Berikut adalah rincian situs-situs yang menjadi target serangan berdasarkan laporan resmi otoritas setempat, seperti dilansir dari Al Jazeera.
1. Infrastruktur Energi (Minyak dan Gas)
Dampak ekonomi global mulai terasa setelah dua raksasa energi kawasan menjadi target:
- QatarEnergy: Produsen gas alam cair (LNG) terbesar di dunia ini terpaksa menghentikan produksi di fasilitas Ras Laffan dan Mesaieed akibat serangan Iran.
- Saudi Aramco: Kilang minyak domestik terbesar di Ras Tanura terpaksa ditutup sementara setelah terjadi kebakaran akibat puing-puing intersepsi drone. Namun, Teheran membantah terlibat dan menyebut insiden Aramco sebagai "operasi bendera palsu" (false flag) oleh Israel untuk mengadu domba negara kawasan.
2. Bandara dan maskapai
Lumpuhnya sektor penerbangan di salah satu jalur tersibuk dunia telah menelantarkan puluhan ribu penumpang.

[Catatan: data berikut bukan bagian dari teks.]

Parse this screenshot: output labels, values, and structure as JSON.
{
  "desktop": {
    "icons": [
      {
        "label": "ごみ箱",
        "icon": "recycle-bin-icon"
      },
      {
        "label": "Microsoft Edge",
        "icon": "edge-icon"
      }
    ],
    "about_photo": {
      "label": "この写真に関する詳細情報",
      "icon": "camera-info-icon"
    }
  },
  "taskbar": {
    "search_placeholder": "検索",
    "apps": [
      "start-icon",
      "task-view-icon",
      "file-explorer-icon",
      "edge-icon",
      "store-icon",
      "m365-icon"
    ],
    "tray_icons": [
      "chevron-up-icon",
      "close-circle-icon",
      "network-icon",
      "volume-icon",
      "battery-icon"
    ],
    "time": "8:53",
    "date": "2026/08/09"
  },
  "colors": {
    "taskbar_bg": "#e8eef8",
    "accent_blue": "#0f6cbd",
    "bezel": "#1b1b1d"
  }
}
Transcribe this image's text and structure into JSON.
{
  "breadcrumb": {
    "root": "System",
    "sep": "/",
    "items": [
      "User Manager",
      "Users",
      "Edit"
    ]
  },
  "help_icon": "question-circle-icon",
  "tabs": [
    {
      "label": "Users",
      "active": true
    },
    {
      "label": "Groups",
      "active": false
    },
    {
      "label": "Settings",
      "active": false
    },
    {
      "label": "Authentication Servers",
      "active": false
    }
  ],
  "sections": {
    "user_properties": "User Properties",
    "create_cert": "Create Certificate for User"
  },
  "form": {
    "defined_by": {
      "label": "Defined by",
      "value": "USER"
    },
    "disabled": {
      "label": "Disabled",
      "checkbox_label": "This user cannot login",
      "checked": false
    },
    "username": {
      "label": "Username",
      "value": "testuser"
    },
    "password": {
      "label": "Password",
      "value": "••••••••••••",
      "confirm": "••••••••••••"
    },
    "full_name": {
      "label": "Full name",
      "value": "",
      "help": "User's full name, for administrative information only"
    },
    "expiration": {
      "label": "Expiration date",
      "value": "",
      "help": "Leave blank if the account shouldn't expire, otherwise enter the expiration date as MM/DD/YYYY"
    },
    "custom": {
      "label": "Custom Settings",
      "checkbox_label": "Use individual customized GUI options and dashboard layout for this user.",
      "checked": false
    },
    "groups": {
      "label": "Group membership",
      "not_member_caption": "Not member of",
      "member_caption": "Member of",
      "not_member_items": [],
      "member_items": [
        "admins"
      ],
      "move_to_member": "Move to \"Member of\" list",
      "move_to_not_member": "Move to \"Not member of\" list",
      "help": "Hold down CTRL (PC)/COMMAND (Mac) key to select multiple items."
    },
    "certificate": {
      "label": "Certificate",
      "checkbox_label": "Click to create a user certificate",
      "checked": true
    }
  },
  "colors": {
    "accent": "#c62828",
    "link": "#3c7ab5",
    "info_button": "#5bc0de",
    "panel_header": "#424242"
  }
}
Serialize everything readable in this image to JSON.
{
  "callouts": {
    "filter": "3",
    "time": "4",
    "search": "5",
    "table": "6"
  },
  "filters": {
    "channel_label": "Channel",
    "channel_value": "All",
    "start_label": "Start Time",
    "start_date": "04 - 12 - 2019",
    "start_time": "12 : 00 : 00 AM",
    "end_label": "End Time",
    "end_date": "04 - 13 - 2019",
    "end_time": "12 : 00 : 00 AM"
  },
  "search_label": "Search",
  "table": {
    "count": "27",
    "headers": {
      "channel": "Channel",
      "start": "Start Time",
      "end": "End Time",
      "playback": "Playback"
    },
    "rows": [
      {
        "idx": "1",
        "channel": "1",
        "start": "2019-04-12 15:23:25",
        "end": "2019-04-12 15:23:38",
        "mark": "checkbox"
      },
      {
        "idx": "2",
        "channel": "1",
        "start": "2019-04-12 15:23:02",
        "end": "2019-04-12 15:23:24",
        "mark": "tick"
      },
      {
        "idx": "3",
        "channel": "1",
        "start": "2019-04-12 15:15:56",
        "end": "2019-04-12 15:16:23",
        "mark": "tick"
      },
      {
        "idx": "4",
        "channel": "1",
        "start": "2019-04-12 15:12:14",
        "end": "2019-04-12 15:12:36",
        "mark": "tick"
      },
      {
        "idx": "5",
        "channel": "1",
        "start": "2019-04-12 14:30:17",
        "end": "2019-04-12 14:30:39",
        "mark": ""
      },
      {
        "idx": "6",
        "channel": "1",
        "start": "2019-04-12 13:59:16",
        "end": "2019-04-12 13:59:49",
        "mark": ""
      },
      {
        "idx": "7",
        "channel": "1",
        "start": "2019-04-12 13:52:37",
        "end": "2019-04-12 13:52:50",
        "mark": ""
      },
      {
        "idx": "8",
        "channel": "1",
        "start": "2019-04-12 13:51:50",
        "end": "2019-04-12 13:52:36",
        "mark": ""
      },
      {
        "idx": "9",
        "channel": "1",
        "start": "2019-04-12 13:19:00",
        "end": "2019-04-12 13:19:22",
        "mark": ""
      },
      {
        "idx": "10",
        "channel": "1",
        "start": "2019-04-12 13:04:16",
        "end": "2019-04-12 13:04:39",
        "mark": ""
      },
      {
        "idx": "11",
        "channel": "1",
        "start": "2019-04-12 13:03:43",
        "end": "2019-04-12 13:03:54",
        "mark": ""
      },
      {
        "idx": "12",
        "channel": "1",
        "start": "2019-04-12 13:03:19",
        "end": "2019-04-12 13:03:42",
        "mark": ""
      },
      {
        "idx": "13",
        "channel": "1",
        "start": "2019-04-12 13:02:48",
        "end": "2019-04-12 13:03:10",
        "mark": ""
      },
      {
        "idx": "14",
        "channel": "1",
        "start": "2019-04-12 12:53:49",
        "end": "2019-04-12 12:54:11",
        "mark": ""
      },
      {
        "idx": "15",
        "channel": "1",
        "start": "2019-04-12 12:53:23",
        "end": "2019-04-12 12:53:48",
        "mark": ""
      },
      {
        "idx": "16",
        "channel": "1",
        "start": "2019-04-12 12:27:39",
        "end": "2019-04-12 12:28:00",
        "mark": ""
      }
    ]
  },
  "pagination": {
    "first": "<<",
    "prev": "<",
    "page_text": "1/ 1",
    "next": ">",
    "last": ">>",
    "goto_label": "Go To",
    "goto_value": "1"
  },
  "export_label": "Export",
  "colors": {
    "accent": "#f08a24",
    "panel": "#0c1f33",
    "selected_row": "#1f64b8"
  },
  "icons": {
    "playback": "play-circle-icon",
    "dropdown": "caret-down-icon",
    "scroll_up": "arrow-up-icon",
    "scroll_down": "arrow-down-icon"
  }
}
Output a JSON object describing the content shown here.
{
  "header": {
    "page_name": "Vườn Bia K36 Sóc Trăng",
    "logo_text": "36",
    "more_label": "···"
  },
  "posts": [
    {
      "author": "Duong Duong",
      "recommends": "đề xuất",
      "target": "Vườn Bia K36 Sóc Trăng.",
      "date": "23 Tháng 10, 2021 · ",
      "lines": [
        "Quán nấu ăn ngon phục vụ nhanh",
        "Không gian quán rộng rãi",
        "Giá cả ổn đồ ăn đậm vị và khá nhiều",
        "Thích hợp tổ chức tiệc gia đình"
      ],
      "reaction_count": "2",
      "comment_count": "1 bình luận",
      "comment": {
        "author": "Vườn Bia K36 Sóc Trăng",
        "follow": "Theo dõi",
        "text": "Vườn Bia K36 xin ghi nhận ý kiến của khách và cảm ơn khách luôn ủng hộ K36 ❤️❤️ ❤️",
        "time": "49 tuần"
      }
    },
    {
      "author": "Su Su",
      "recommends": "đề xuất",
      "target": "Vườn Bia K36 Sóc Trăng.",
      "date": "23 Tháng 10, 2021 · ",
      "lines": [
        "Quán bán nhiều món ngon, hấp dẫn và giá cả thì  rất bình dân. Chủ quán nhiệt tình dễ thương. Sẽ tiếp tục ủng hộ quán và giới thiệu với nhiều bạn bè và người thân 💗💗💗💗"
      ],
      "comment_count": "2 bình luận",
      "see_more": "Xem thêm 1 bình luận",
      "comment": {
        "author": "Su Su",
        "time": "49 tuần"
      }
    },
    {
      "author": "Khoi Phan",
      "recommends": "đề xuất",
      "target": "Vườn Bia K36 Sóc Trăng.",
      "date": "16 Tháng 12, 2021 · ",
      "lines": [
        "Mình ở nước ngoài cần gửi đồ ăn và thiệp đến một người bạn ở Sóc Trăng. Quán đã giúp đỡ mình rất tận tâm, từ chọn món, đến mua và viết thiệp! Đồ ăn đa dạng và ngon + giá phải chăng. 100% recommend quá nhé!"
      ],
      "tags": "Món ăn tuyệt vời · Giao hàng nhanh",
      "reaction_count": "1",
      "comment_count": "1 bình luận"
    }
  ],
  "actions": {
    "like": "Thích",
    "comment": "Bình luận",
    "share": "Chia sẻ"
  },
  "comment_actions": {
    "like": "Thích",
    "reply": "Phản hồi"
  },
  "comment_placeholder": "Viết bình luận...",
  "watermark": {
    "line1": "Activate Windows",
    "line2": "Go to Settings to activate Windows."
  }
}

- UEA: Bandara Internasional Zayed (Abu Dhabi) melaporkan satu orang tewas akibat sebuah "insiden", sementara Bandara Internasional Dubai (DXB) mengalami kerusakan ringan.
- Irak: Bandara Internasional Erbil di wilayah Kurdi diserang dua kali oleh drone.
- Serangan tersebut membuat maskapai raksasa seperti Emirates, Qatar Airways, dan Etihad telah menangguhkan sebagian besar jadwal penerbangan mereka.